Median Federal Loans (Texas Universities)

  • The first visualization below shows the median amount of federal student loan debt at Texas public universities, compared to the national and state averages.
  • The national average for four-year public universities in the College Scorecard data was $15,710 in the most recent cohort (AY2020), while the Texas average for public universities was $14,119. This places Texas 33rd out of the 50 states in the data.
  • There are five Texas institutions above the national average, with another six above the state average.

As we look toward the bottom of the chart, we see a group of institutions that are at or below a median federal loan debt value of $11,000. Within this group are several institutions with high concentrations of underrepresented minority (URM) student populations, which includes Black or African-American students, Hispanic students, or American Indian students. This observation prompted a series of questions pertaining to the connection between the level of URM undergraduate students and the median federal loan debt at that institution.

Median Federal Loan Trends by URM

  • Clicking on the second tab below shows the relationship between median federal loan debt (x-axis) and URM percentage of undergraduates (y-axis). All of the Texas public universities are shown using the color associated with their public university system affiliation.
  • The average percentage of URM students across American public four-year universities in the College Scorecard data was 28.9%.
  • The dotted line sloping downward from left-to-right shows the relationship between URM status and student loans; in general, the higher the percentage of URM undergraduates, the lower the median federal loan debt at that campus.

At the very top of the chart, you see 8 Texas universities that are either Historically Black Colleges and Universities (HBCUs) or Hispanic-Serving Institutions (HSIs). There are a number of high-URM institutions to the right of these Texas institutions, so we decided to create a chart with trendlines by institutional specialty: HBCU, HSI, or Not HBCU/HSI.

Median Federal Loan Trends (HBCU, HSI, Not HBCU/HSI)

  • In the third visualization below, HBCU institutions are shaded in blue, HSI institutions are shaded in orange, and Not HBCU/HSI institutions are shaded in gray.
  • The HSI and Not HBCU/HSI public four-year institutions in the College Scorecard data have essentially the same slope from left-to-right, although the intercept on the y-axis is different. This would indicate that the relationship between student loan debt and URM status is similar at these two institution types.
  • HBCU institutions, however, have a slope that is statistically different from the other two groups, as the line slopes up from right-to-left. This indicates that the association between the percentage of URM undergraduate students and student loan debt is different for students at HBCU institutions.

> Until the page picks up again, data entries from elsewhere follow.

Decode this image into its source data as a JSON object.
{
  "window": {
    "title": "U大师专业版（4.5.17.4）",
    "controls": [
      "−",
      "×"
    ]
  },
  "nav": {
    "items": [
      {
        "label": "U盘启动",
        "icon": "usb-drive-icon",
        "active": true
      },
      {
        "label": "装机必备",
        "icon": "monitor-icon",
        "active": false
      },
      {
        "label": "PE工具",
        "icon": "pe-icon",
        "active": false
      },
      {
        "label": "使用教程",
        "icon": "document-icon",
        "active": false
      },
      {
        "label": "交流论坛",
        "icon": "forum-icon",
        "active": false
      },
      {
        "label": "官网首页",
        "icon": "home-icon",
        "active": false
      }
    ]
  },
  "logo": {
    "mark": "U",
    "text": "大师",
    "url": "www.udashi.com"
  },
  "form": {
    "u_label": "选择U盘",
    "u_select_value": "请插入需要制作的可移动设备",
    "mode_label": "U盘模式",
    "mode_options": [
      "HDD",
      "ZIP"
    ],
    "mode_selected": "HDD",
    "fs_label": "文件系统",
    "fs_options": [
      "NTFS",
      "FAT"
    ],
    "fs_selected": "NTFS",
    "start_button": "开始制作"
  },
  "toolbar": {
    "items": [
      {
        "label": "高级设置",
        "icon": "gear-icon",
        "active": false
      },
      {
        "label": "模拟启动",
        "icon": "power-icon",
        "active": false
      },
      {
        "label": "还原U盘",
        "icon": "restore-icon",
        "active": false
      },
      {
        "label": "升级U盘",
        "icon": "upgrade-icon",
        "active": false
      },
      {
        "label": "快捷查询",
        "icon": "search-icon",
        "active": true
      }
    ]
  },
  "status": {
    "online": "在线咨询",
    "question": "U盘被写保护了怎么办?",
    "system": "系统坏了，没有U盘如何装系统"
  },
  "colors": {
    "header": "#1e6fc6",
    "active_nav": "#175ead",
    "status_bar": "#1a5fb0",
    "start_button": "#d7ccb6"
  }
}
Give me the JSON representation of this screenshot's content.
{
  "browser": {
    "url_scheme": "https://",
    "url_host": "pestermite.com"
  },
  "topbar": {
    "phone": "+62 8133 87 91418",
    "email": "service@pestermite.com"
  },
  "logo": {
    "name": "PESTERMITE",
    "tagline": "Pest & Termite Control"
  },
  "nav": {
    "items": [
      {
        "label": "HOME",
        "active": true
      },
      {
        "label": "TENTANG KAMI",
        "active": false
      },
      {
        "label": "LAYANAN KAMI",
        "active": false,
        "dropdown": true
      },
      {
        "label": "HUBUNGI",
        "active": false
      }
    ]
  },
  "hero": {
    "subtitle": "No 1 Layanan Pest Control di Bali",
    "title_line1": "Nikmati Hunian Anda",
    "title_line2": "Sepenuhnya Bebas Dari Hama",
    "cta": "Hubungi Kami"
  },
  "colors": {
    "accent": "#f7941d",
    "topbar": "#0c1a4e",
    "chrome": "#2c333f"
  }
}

NOTE: Due to the volume of information in each visualization below, we recommend that you click the “Full Screen” button in the bottom-right corner to enhance viewing of the data.

So What?

In the last scatterplot above, many of the HBCU institutions were clustered above the median federal student loan debt of $15,710. The Median Federal Loan by Specialty Status visualization below shows the distribution of median federal student loans by institutional specialty type. The box-and-whisker plots show that the average federal student loan amount at the HSIs in the College Scorecard data was $12,133, while the average was $14,836 at Not HBCU/HSI institutions and $16,615 at HBCU institutions. Given the complex nature of these data, we will use the next few blog posts to connect additional student demographic and characteristics data to these findings to gain greater insight into challenges surrounding student loan debt.